A demo location in Enchanterland with some verticality The lowest portion of this scene would be part of the lowest y-segment. Then, the scene could be divided into two other y-segments for the middle ground and the higher ground.

         This, of course, doesn't account for the differences between different kinds of enemies and other factors like smaller environmental obstacles. However, these cases would still likely involve systems built off of the one I just described. Analyzing the base case of a system that you are developing is vital to making that system function properly in the long-term. If your enemies don't work well in the perfectly flat environment, then I doubt they will work anywhere else.

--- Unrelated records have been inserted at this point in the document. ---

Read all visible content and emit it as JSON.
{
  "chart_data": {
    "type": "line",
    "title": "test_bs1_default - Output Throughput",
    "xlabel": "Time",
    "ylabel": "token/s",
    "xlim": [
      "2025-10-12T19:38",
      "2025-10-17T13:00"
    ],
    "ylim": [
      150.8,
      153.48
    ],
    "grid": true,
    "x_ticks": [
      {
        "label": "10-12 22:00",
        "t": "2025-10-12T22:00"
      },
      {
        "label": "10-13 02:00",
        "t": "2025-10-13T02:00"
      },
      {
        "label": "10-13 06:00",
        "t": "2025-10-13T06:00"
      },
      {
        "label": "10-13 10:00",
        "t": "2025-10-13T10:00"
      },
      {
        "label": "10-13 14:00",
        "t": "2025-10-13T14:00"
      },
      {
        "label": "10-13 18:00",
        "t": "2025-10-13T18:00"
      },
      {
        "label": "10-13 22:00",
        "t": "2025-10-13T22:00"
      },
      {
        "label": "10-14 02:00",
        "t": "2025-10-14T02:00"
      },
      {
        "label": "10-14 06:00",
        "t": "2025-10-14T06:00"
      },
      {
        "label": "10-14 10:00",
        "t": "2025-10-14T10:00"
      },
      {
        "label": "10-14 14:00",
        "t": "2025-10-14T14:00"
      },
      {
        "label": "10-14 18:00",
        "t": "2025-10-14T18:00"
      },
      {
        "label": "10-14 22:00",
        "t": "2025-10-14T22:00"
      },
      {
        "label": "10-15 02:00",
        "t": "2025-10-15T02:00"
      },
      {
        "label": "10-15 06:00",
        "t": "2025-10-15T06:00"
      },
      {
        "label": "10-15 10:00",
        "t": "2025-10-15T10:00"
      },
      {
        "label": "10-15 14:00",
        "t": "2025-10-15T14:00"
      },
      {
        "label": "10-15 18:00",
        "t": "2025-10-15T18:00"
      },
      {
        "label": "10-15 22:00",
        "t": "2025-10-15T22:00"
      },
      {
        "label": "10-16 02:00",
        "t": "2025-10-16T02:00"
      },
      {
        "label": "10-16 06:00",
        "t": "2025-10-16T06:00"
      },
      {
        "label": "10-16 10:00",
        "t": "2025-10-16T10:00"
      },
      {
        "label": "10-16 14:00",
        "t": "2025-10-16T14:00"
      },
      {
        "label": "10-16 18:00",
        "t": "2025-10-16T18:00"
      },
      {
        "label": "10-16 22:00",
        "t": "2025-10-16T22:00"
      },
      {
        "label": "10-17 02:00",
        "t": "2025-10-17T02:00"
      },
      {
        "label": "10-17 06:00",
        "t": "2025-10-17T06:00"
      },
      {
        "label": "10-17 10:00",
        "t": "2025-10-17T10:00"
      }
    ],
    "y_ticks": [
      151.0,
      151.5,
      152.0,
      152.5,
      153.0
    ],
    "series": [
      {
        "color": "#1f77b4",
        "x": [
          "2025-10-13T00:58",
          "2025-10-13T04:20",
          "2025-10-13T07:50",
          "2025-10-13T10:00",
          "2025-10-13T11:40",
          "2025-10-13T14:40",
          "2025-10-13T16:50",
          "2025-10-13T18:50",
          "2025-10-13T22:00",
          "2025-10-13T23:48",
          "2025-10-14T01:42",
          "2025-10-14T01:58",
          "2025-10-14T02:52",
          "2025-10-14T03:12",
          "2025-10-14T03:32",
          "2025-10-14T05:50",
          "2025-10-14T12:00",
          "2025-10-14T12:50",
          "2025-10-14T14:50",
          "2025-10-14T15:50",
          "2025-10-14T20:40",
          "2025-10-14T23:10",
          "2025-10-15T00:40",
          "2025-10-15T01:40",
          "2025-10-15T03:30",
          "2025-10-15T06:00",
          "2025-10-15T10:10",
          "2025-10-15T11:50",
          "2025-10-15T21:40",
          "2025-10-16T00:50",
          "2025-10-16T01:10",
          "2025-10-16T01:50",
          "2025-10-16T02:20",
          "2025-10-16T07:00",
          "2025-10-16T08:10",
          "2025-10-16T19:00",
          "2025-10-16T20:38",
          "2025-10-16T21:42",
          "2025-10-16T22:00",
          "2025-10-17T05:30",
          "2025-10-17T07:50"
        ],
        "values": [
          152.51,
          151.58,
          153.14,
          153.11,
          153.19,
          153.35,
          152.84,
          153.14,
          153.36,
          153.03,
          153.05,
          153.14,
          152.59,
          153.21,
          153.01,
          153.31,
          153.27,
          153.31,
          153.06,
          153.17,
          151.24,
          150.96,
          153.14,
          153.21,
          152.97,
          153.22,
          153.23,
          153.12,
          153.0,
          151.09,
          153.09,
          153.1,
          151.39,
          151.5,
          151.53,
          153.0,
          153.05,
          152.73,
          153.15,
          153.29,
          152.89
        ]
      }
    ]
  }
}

Another thing that might help with the design of complex systems is writing it all down piece-by-piece, sort of like how I did here. A diagram would work, but having it written out in English paragraphs through this devlog is what I figured would help me, even if it bores my readers. Sorry, not sorry.

Finally

         Input randomness, informed output randomness, and spatial awareness. These were the ingredients chosen to create the perfect enemies worth fighting. As you might have guessed, these things are still hard to implement in practice, and I almost certainly won't get things right the first time. That's why I'm hoping to post a very small demo on this project's page next week. It will be far from a fully functioning game on its own, but it will show the actual implementation of everything I've talked about on these devlogs. Well, except for the clean-coding one, but you'll just have to trust me there. In it, you'll have some respawning generic enemies to fight in a short demo level. Any and all feedback regarding the content of this demo will be appreciated. The best place to give that feedback would be in the comments of one of my devlogs, perhaps corresponding to the aspect you would like to criticize. The only issue with posting them on the main page is that new demos will more than likely be coming out afterwards, and old comments may quickly become outdated. With that, I leave you to the much more interesting thing you had going on with your day, and I will be back to post here in seven days. Deuces.